Ağzındaki ufak bir şeyi üç kere çiğnemek veya eritip yutmak, namazı bozar.
7 Kur'ân-ı kerîme veya kâğıda bakıp, öğrenerek
okumak bozar.
8 Namazdan olmıyan fazla hareketler, namazı
bozar. Bir elin hareketi üçten az olursa bozmaz.
9 Bir rükünde, üç kere sübhânallah diyecek kadar
avret yeri açılırsa veya derisinde, elbisesinde, namaz kılacak yerde namazı
bozacak kadar necâset olursa bozulur.
10 Özürsüz, göğsünü kıbleden çevirince hemen
bozar. Yüzünü, başka uzvunu çevirmek bozmaz, mekrûh olur. Elinde olmıyarak
çevrilince, bir rükün devam ederse, bozar.
11- Namaz içindeki tekbîrlerde Allahü derken, baştaki
hemzeyi uzatırsa namaz bozulur. Namaza dururken uzatırsa, namaza başlaması
sahîh olmaz.
12 Tegannî ile okumak, mânâyı bozarsa, namaz
bozular. Meselâ Ra'yı uzatarak Râbbenâ lekelhamd, demek bozar.
13 Zellet-ül-kâri Ya'ni yanlış okumak bozar: Bu
hatâ harekelerde ve sükûnde olabilir. Harfin yerini değiştirir veya harf ilâve
eder, yâhut azaltır. Veyâhut harfi ileri geri alır. Kelimelerde ve cümlelerde
olur. Bunun için harfleri usulüne uygun çıkarmak lâzımdır. Aksi taktirde namaz
bozulabilir. Meselâ, ehad yerine ehat deyince bozulur.
Düzgün okunmadığında, Kur'ân-ı kerîmin mânâsı değişerek, küfre
sebeb olacak mânâların çıktığı haller de çoktur. Meselâ Hallâk kelimesi, Hı
ile okunduğunda yaratıcı, Ha ile okunduğunda, berber mânâsına
gelmektedir.
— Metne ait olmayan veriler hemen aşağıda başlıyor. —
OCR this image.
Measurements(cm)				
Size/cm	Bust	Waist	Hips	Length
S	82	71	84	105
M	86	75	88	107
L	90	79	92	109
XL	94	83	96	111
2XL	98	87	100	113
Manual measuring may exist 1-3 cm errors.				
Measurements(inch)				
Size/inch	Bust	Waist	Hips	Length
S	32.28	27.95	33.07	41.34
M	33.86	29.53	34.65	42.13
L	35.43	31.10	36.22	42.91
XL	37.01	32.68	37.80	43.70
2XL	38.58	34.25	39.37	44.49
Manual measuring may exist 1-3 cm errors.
Bu şekilde okunduğunda, meselâ Yasîn-i şerîfin seksenbirinci
âyet-i kerîmesindeki (Onun yarattıkları pek çoktur. O, herşeyi bilir) ifadesi
(O berberdir, herşeyi bilicidir) şeklini almaktadır.
Arabîdeki harflerin karşılığı lâtin harflerinde yoktur.
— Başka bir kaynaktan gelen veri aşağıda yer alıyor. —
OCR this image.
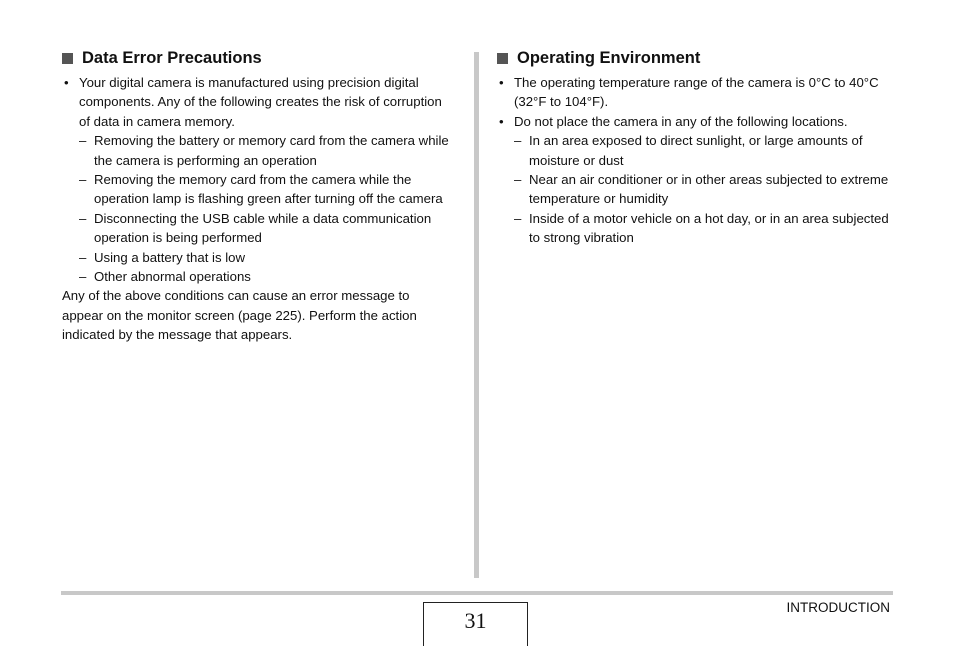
Data Error Precautions
• Your digital camera is manufactured using precision digital components. Any of the following creates the risk of corruption of data in camera memory.
– Removing the battery or memory card from the camera while the camera is performing an operation
– Removing the memory card from the camera while the operation lamp is flashing green after turning off the camera
– Disconnecting the USB cable while a data communication operation is being performed
– Using a battery that is low
– Other abnormal operations
Any of the above conditions can cause an error message to appear on the monitor screen (page 225). Perform the action indicated by the message that appears.
Operating Environment
• The operating temperature range of the camera is 0°C to 40°C (32°F to 104°F).
• Do not place the camera in any of the following locations.
– In an area exposed to direct sunlight, or large amounts of moisture or dust
– Near an air conditioner or in other areas subjected to extreme temperature or humidity
– Inside of a motor vehicle on a hot day, or in an area subjected to strong vibration
INTRODUCTION
31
Arabide üç tane, S, üç tane Z harfi vardır. Bir kalın Zı, ikinci
ince okunan Ze, üçüncüsü Zâl'dır. Bunların üçü ayrı ayrı
söylenir. Rükü' tesbîhinde Zı ile (azîm) denir ki, Rabbim büyüktür demektir.
Eğer ince Ze ile ya'ni zâl ile (azîm) denilirse, Rabbim benim
düşmanımdır mânâsına gelmektedir. Kur'ân-ı kerîmi lâtin harfi ile öğrenip
okuyan, bu üç harfi ayıramıyacağı için namazı sahîh, geçerli olmaz.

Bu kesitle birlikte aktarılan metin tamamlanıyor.